7. Sanktionen würden Russland nur stärker machen, behauptet Putin. Sein Kalkül: Die Importe sollen substituiert werden, durch Autarkie (und niedrigen Rubelkurs) könne sich Russland selbst mit allem versorgen, die russische Wirtschaft könne gar international konkurrenzfähiger werden. Ist an dieser These etwas dran?
Keine Volkswirtschaft kann heute Güter auf dem Stand der Technik alleine produzieren, nicht einmal die USA. Das sieht man beispielsweise am Flugzeugbau und in der IT-Branche: Die Einzelteile und das Knowhow kommen hier aus der ganzen Welt zusammen.
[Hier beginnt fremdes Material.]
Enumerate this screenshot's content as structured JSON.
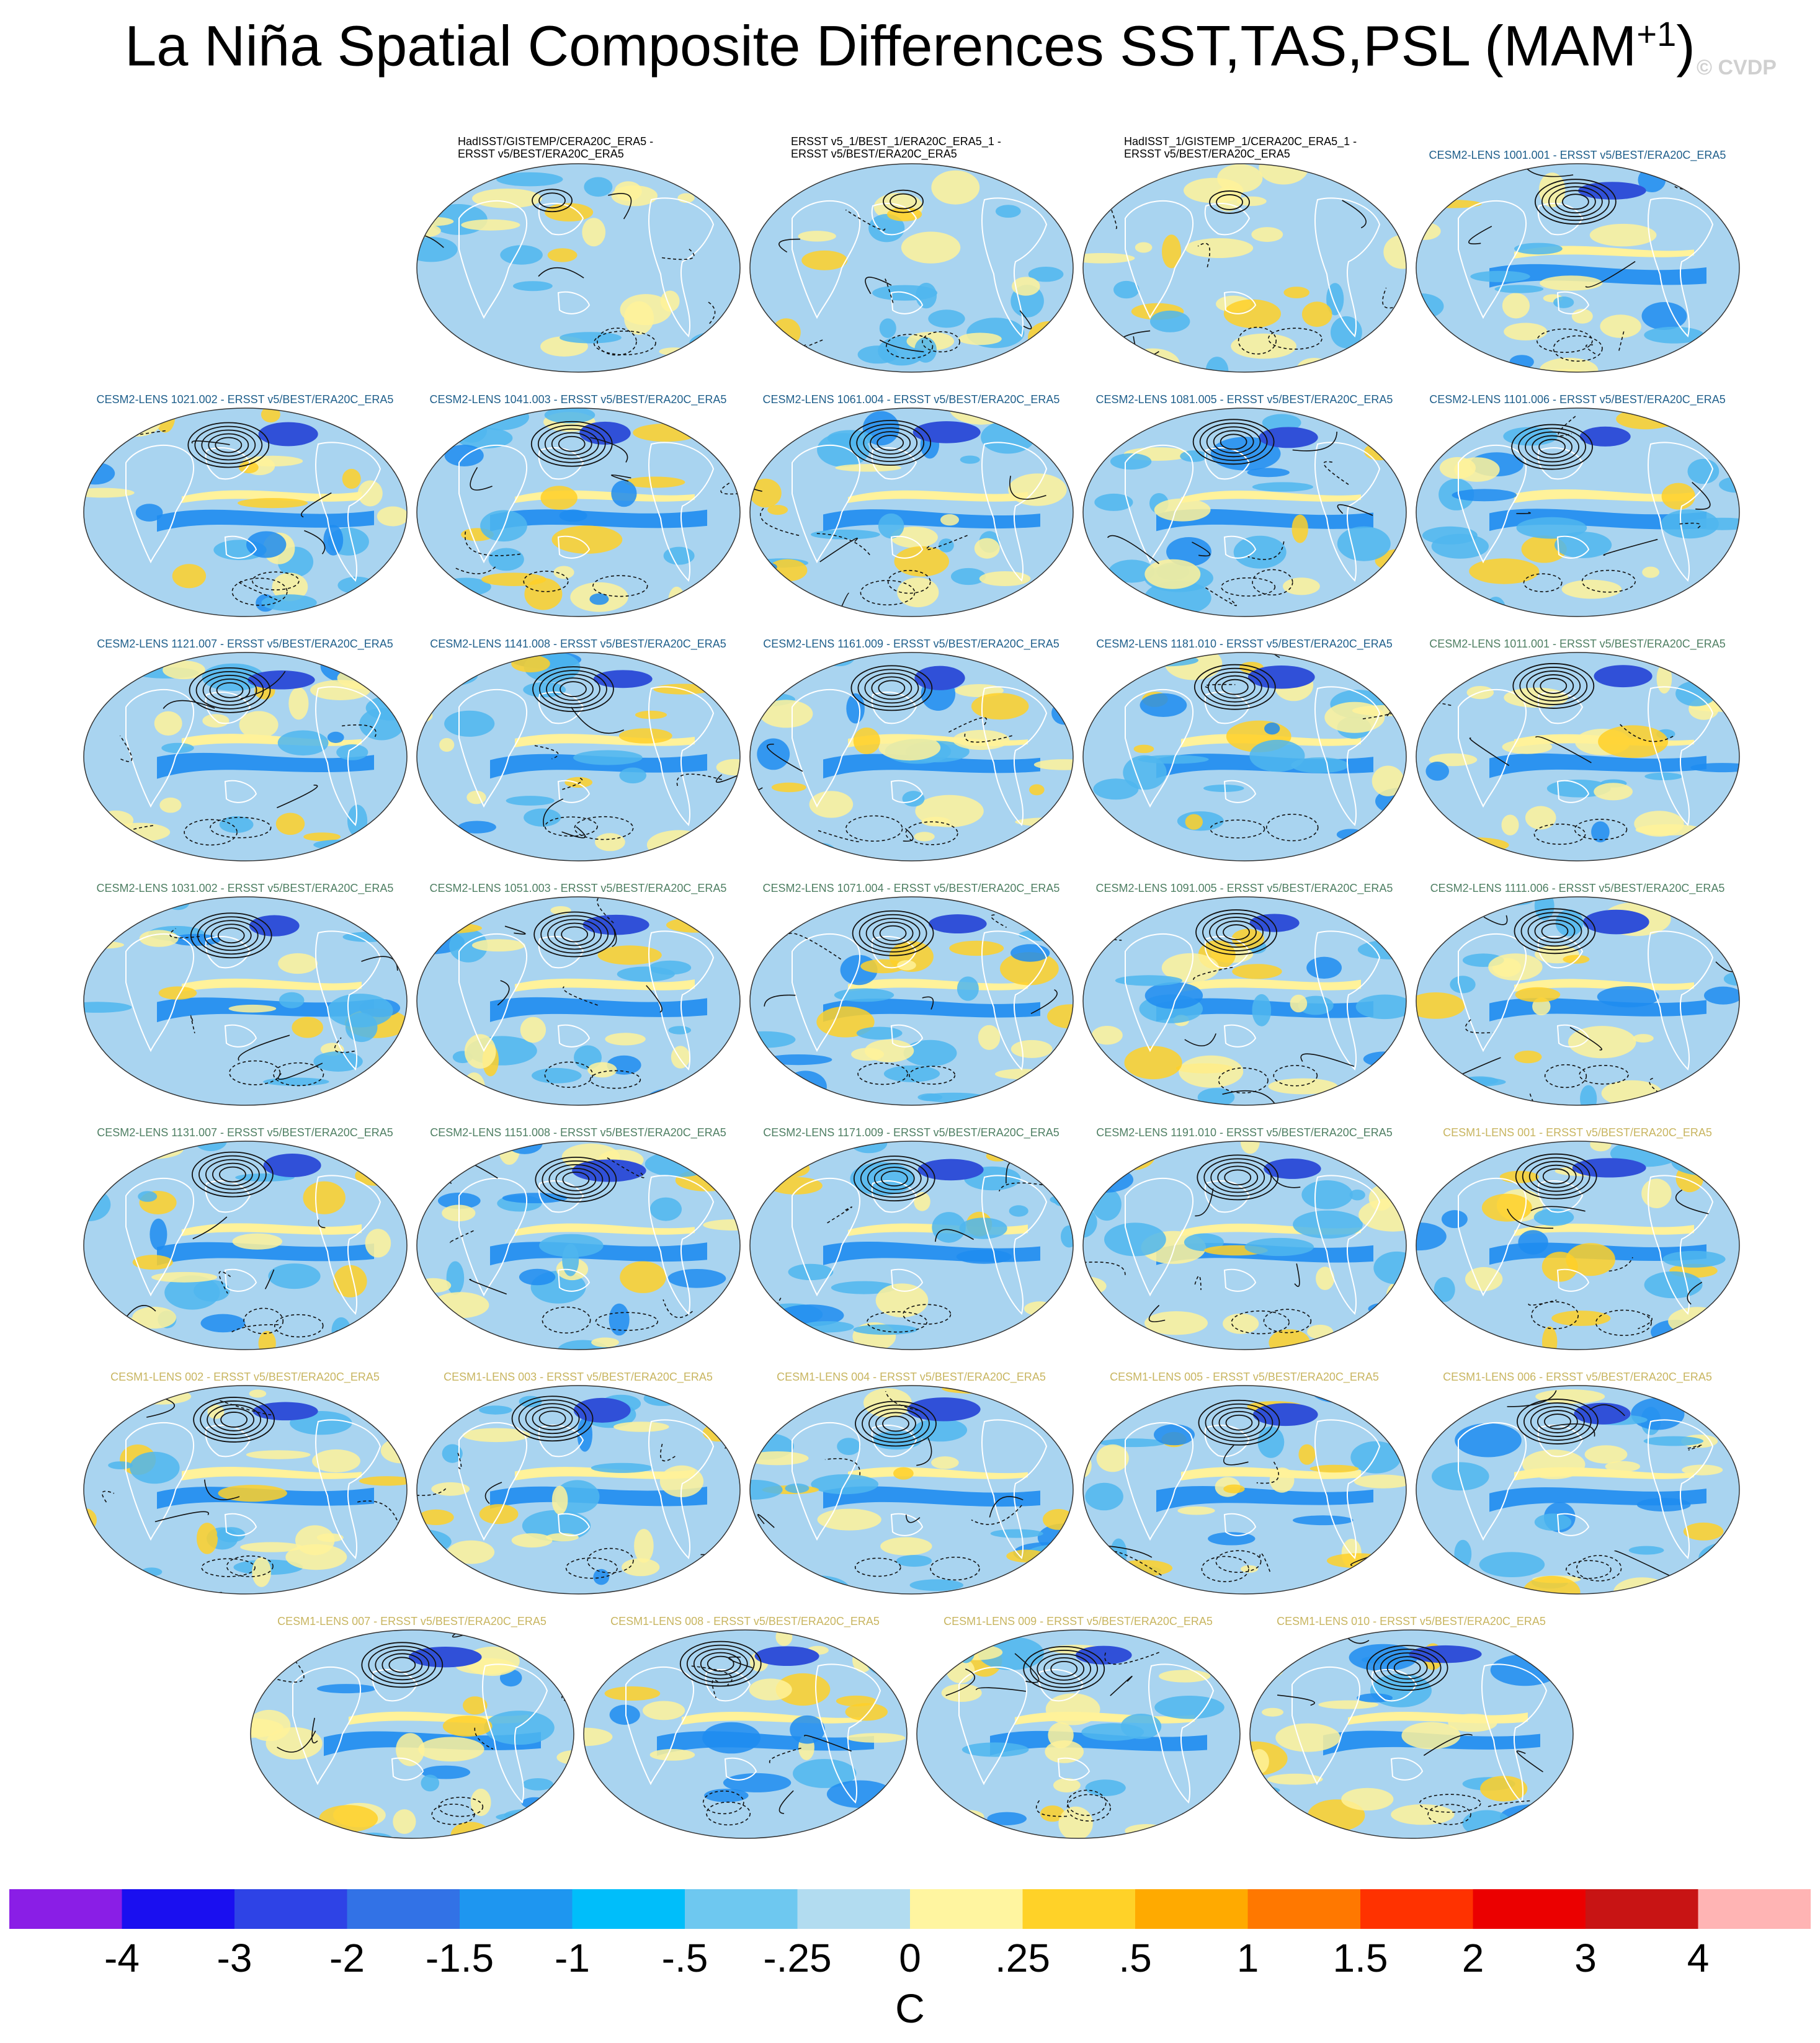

Ohne Spezialisierung und Arbeitsteilung auf internationaler Ebene lassen sich auch solche Dinge wie Mikrochips nicht produzieren. Das heißt: Russland kann diese Dinge gar nicht replizieren, weil es eine kleine Volkswirtschaft ist und keine Erfahrung darin hat. Vor diesem Hintergrund haben die verhängten Sanktionen zur Folge, dass Russlands Wirtschaft schlicht primitiver wird und sich mehr und mehr in Richtung Petrostaat entwickeln wird. Seit dem 2014 proklamierten Kurs der Importsubstitution gab es in den russischen Staatsmedien häufig Erfolgsmeldungen: Russland, so hieß es, habe bei dem und dem Produkt 80, 90, 95 Prozent der Importe substituiert. Wenn aber auch nur ein Prozent des Produkts importiert werden muss, es durch Sanktionen aber nicht geht, dann wird es dieses Produkt in Russland schlicht nicht geben. Ich bin überzeugt, dass Putin die russische Wirtschaft für viel autarker hält als sie eigentlich ist. Er unterschätzt die Abhängigkeit vom Ausland. Aus diesem Grund glaube ich, dass die russische Führung es derzeit überhaupt nicht überblickt, wie tiefgreifend die kommende Wirtschaftskrise sein wird.
*Das französische Wort Bistro stammt angeblich vom russischen Wort bystro (dt. schnell). Während der napoleonischen Kriege sollen die hungrigen Kosaken in Paris den Kellnern zugerufen haben: „Bystro, bystro!“ (dt. „Schnell, schnell!“) Eine etymologische Herleitung, die leider nicht belegt ist. Aber eine schöne Geschichte.